I really enjoyed Grandma Gatewood’s Walk. It blended Emma’s earlier history with a narrative of her first journey along the Appalachian Trail using her trail journals, diaries, and personal correspondence. It also intermingled Emma’s story with the history of the Appalachian trail itself along with the greater cultural picture of the 1950’s to give even better context to Emma’s story. She was walking at a time in history when humans were walking less and less because of automobiles, and she had a lot of thoughts on that.
Despite only having a formal education through the 8th grade, Emma read everything she could get her hands on in between her farms chores and raising her 11 children. She liked to write poetry and her habit of taking long walks began during her abusive marriage. The details that her children recall of the abuse that Emma suffered are chilling. Her husband actually killed a man after their 9th child was born in a fit of temper, but he didn’t serve any time after being convicted of manslaughter because he “had nine children and a farm to tend to”. After 35 years of beatings which broke multiple teeth and ribs, Emma was granted a divorce. She told reporters who came to interview her along her journey of the Appalachian Trail that she was widowed despite the fact that the man she had been married to was alive and well in Ohio.
Even though Emma told a reporter that she found an “aloneness more complete than ever” while on the trail, she was also someone who clearly enjoyed meeting others and she had no issues introducing herself to strangers, making new friends, and staying with kind strangers she met along the way. She also really seemed to enjoy her times talking with boy and girl scouts that she met and telling them about her trip. These meetings lived in the minds of some of those young people for years to come based on interviews with them as adults.

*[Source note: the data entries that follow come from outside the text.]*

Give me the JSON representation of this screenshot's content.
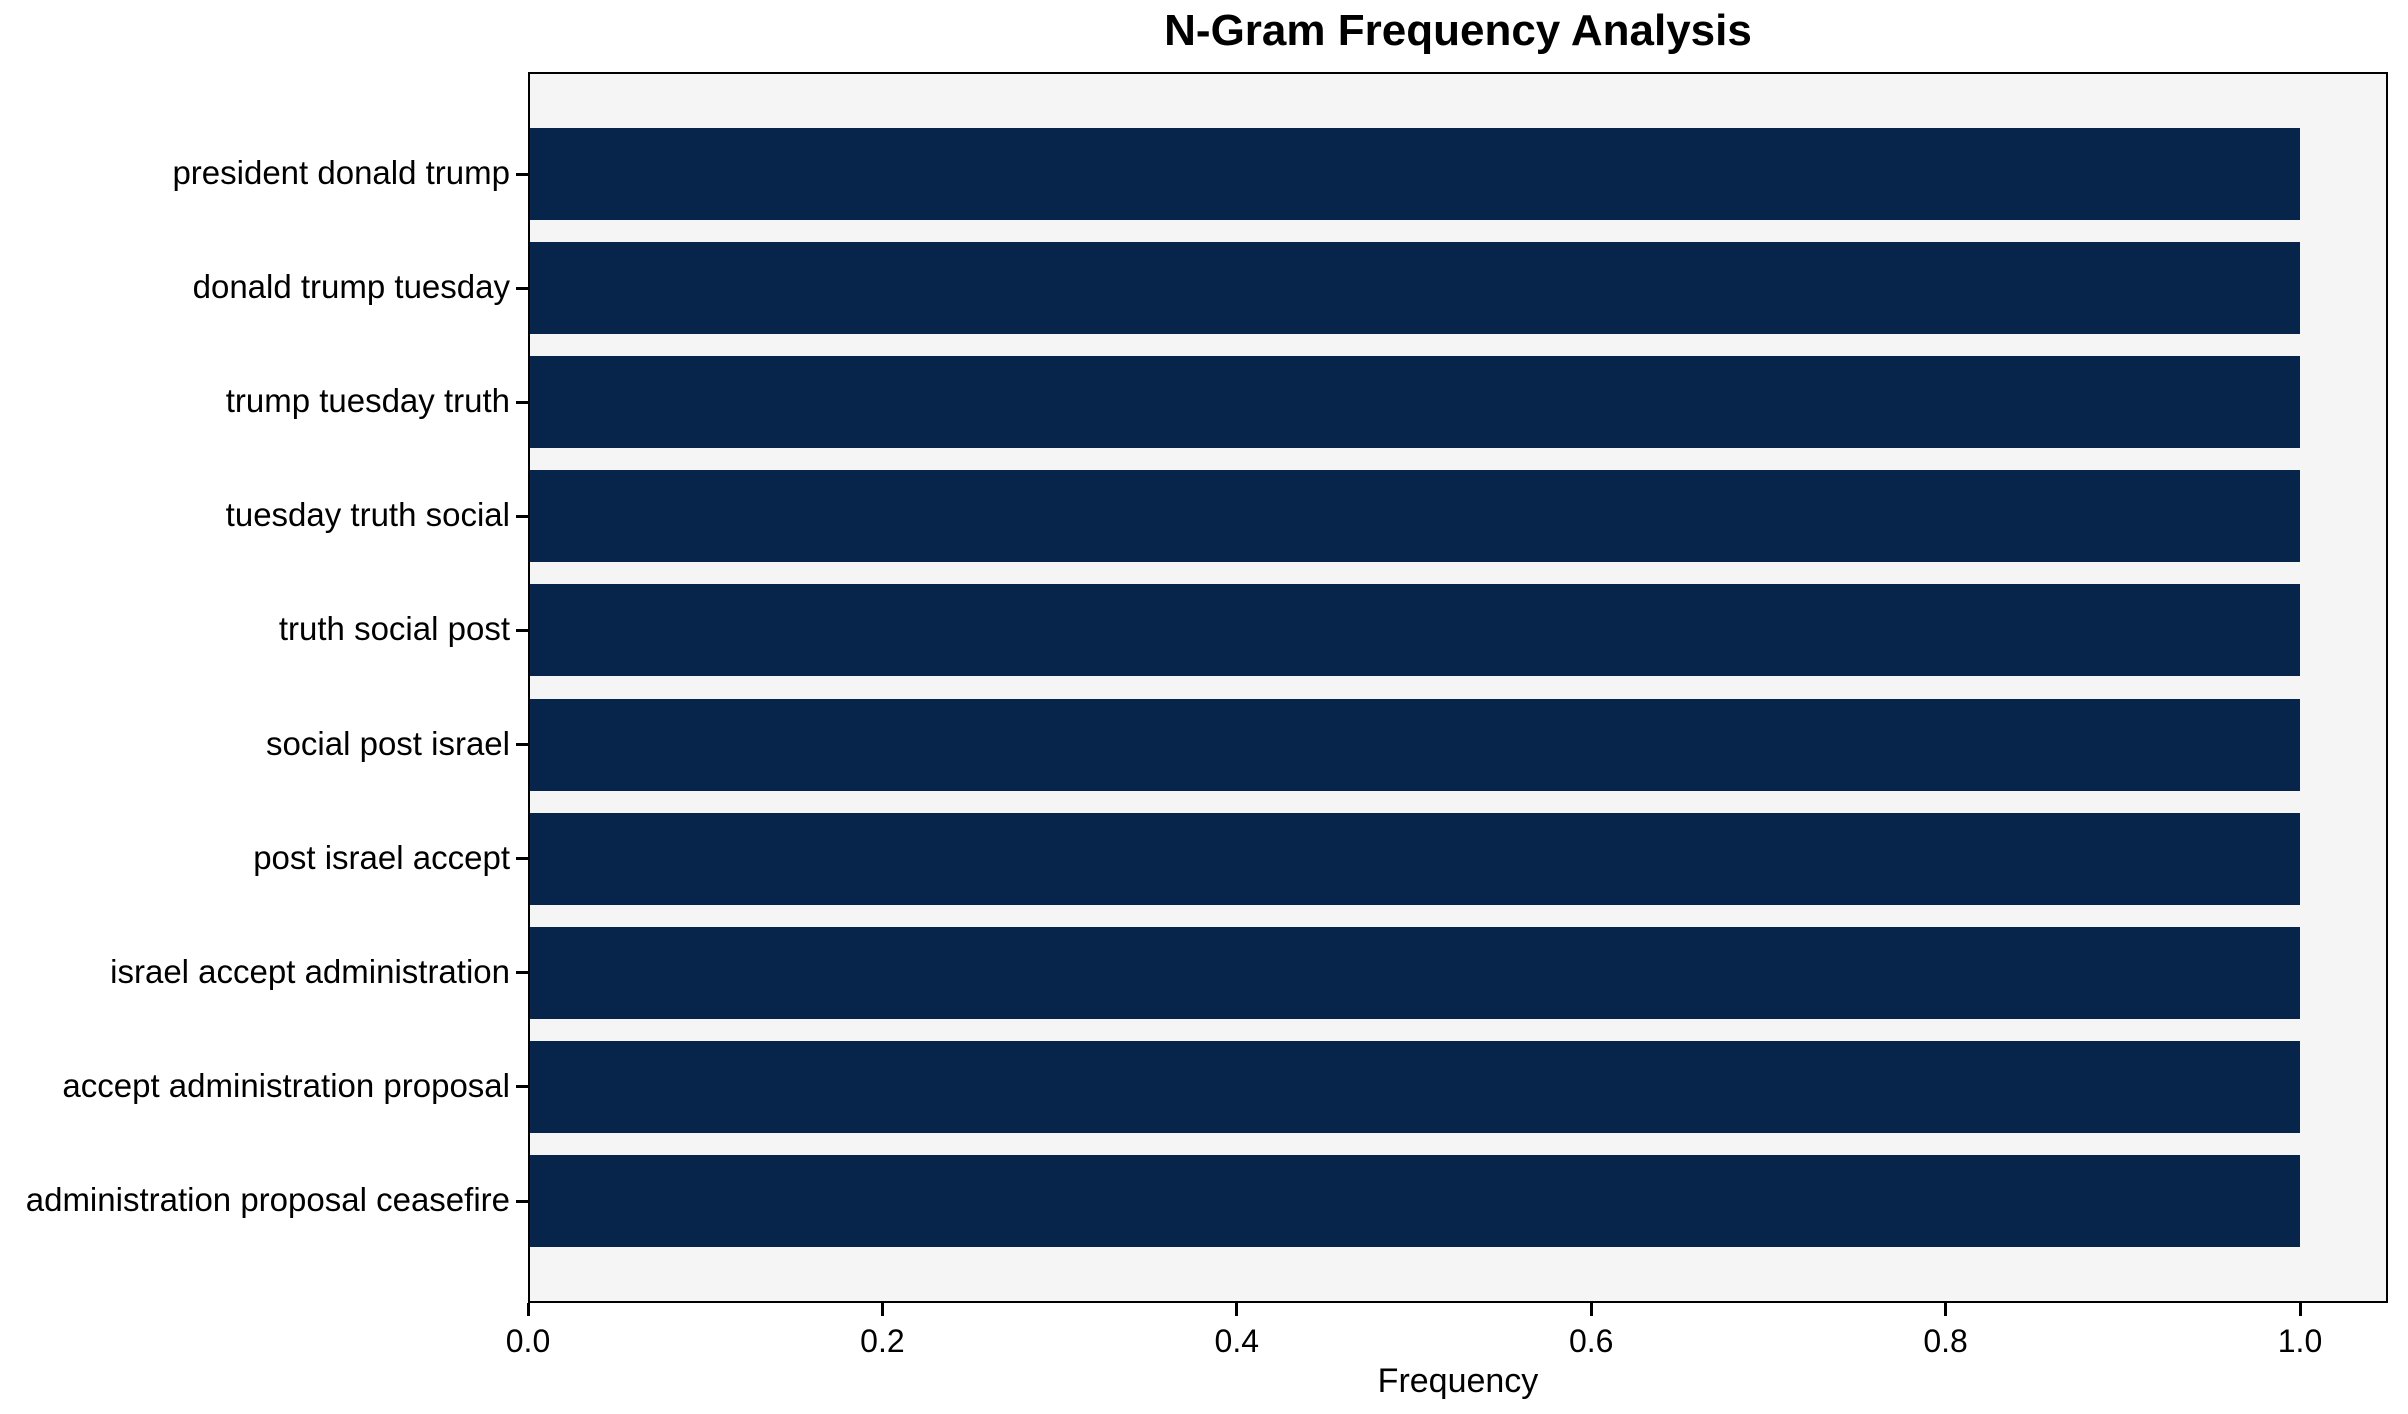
{
  "title": "N-Gram Frequency Analysis",
  "colors": {
    "bar": "#07244a",
    "plot_background": "#f5f5f5",
    "figure_background": "#ffffff",
    "axis": "#000000",
    "text": "#000000"
  },
  "chart_data": {
    "type": "bar",
    "orientation": "horizontal",
    "title": "N-Gram Frequency Analysis",
    "xlabel": "Frequency",
    "ylabel": "",
    "categories": [
      "president donald trump",
      "donald trump tuesday",
      "trump tuesday truth",
      "tuesday truth social",
      "truth social post",
      "social post israel",
      "post israel accept",
      "israel accept administration",
      "accept administration proposal",
      "administration proposal ceasefire"
    ],
    "values": [
      1.0,
      1.0,
      1.0,
      1.0,
      1.0,
      1.0,
      1.0,
      1.0,
      1.0,
      1.0
    ],
    "xlim": [
      0.0,
      1.05
    ],
    "xticks": [
      0.0,
      0.2,
      0.4,
      0.6,
      0.8,
      1.0
    ],
    "xtick_labels": [
      "0.0",
      "0.2",
      "0.4",
      "0.6",
      "0.8",
      "1.0"
    ],
    "grid": false,
    "legend_position": "none"
  }
}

Emma did break one of the cardinal rules of outdoor exploration- she didn’t tell anyone where she was going. She told her 11 grown children that she was “going for a walk”. Not exactly a lie. She had attempted a southbound trek down the Appalachian Trail in 1954, and she didn’t get far before she had to be rescued by rangers in Maine who told her to “Go home, Grandma.” She never told her family about that failed trip and maybe she didn’t want them to know if another trip turned out to be unsuccessful.
Emma had first read about the Appalachian Trail in an old National Geographic magazine some years before she set out, and the pictures of the beautiful vistas stayed with her until she could make the trek for herself. She was repeatedly asked by reporters why she was taking on such a long-distance hike, and she answered with various versions of “because I want to.” When she reached the Northern terminus she sang America the Beautiful, and declared, “I said I’ll do it, and I’ve done it.”

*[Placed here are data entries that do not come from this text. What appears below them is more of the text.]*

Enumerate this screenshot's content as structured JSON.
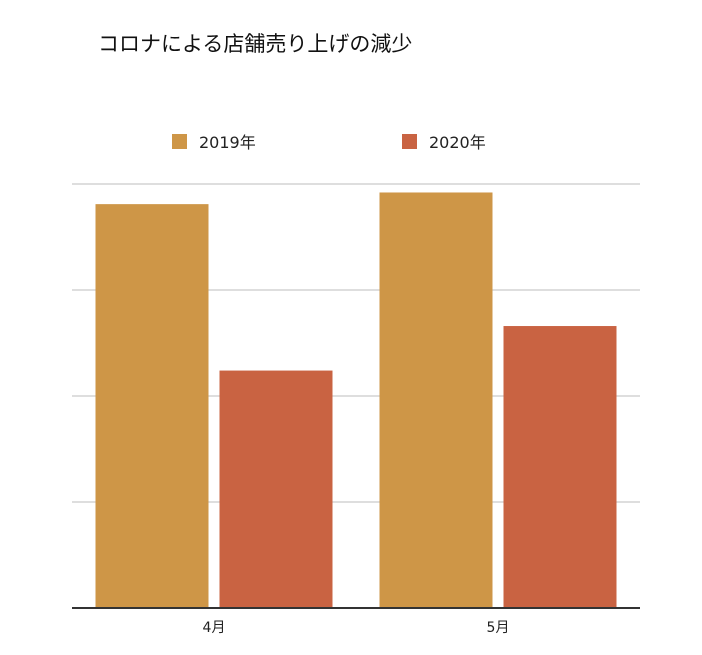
{
  "chart_data": {
    "type": "bar",
    "title": "コロナによる店舗売り上げの減少",
    "categories": [
      "4月",
      "5月"
    ],
    "series": [
      {
        "name": "2019年",
        "values": [
          3.81,
          3.92
        ],
        "color": "#CE9647"
      },
      {
        "name": "2020年",
        "values": [
          2.24,
          2.66
        ],
        "color": "#C96342"
      }
    ],
    "xlabel": "",
    "ylabel": "",
    "ylim": [
      0,
      4
    ],
    "yticks": [
      0,
      1,
      2,
      3,
      4
    ],
    "grid": true,
    "legend": "top"
  }
}
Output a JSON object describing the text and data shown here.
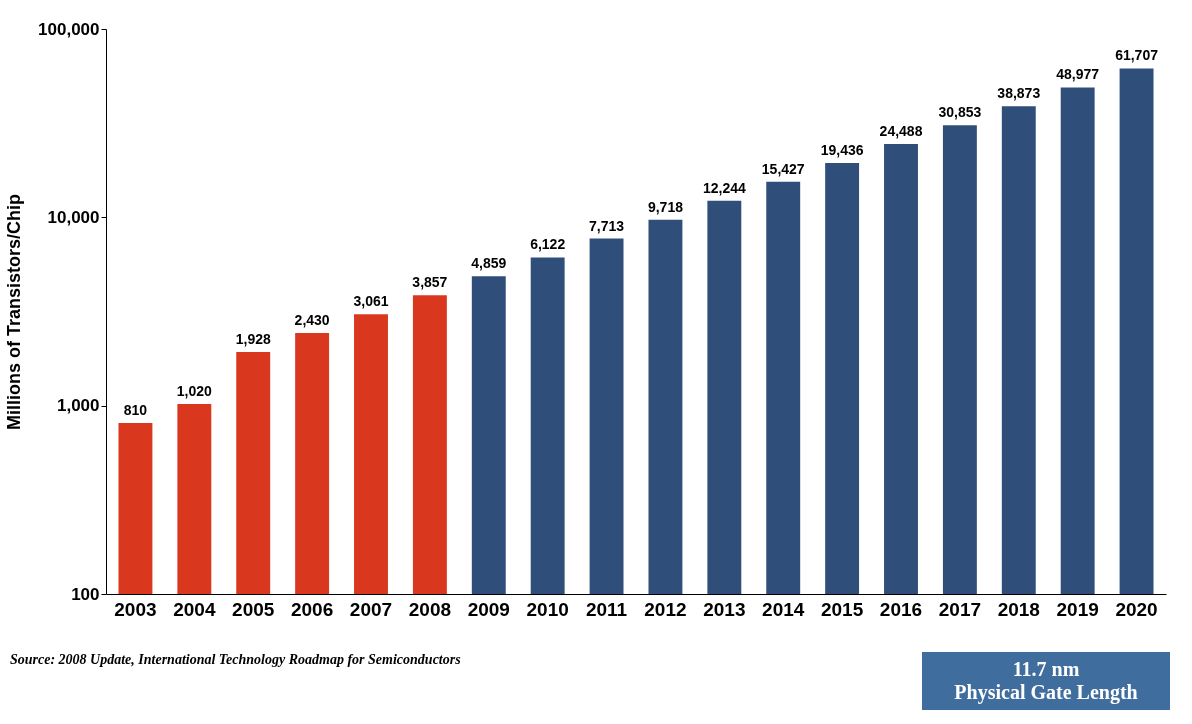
{
  "chart_data": {
    "type": "bar",
    "ylabel": "Millions of Transistors/Chip",
    "categories": [
      "2003",
      "2004",
      "2005",
      "2006",
      "2007",
      "2008",
      "2009",
      "2010",
      "2011",
      "2012",
      "2013",
      "2014",
      "2015",
      "2016",
      "2017",
      "2018",
      "2019",
      "2020"
    ],
    "values": [
      810,
      1020,
      1928,
      2430,
      3061,
      3857,
      4859,
      6122,
      7713,
      9718,
      12244,
      15427,
      19436,
      24488,
      30853,
      38873,
      48977,
      61707
    ],
    "colors": [
      "#d9381e",
      "#d9381e",
      "#d9381e",
      "#d9381e",
      "#d9381e",
      "#d9381e",
      "#2f4f7a",
      "#2f4f7a",
      "#2f4f7a",
      "#2f4f7a",
      "#2f4f7a",
      "#2f4f7a",
      "#2f4f7a",
      "#2f4f7a",
      "#2f4f7a",
      "#2f4f7a",
      "#2f4f7a",
      "#2f4f7a"
    ],
    "log": true,
    "ylim": [
      100,
      100000
    ],
    "yticks": [
      100,
      {
        "value": 1000,
        "label": "1,000"
      },
      {
        "value": 10000,
        "label": "10,000"
      },
      {
        "value": 100000,
        "label": "100,000"
      }
    ],
    "grid": false,
    "value_labels": [
      "810",
      "1,020",
      "1,928",
      "2,430",
      "3,061",
      "3,857",
      "4,859",
      "6,122",
      "7,713",
      "9,718",
      "12,244",
      "15,427",
      "19,436",
      "24,488",
      "30,853",
      "38,873",
      "48,977",
      "61,707"
    ],
    "annotations": [
      "Source:  2008 Update, International Technology Roadmap for Semiconductors",
      "11.7 nm\nPhysical Gate Length"
    ]
  }
}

After her first thru-hike of the Appalachian Trail, she became the first person to complete the trail for a second and third time, her third hike being completed in sections. She became something of a hiking celebrity and took on other challenges such as hiking the 2,000 mile Oregon trail at age 71.
Emma Gatewood’s legacy continues to inspire countless hikers today. Ben Montgomery talked to several people at the northern terminus of the AT and describes in his book how everyone knew something about the legend of Emma Gatewood. Maybe today, on this Black Friday, she can inspire us to not only take more walks, but to walk with a little less “stuff” along the way.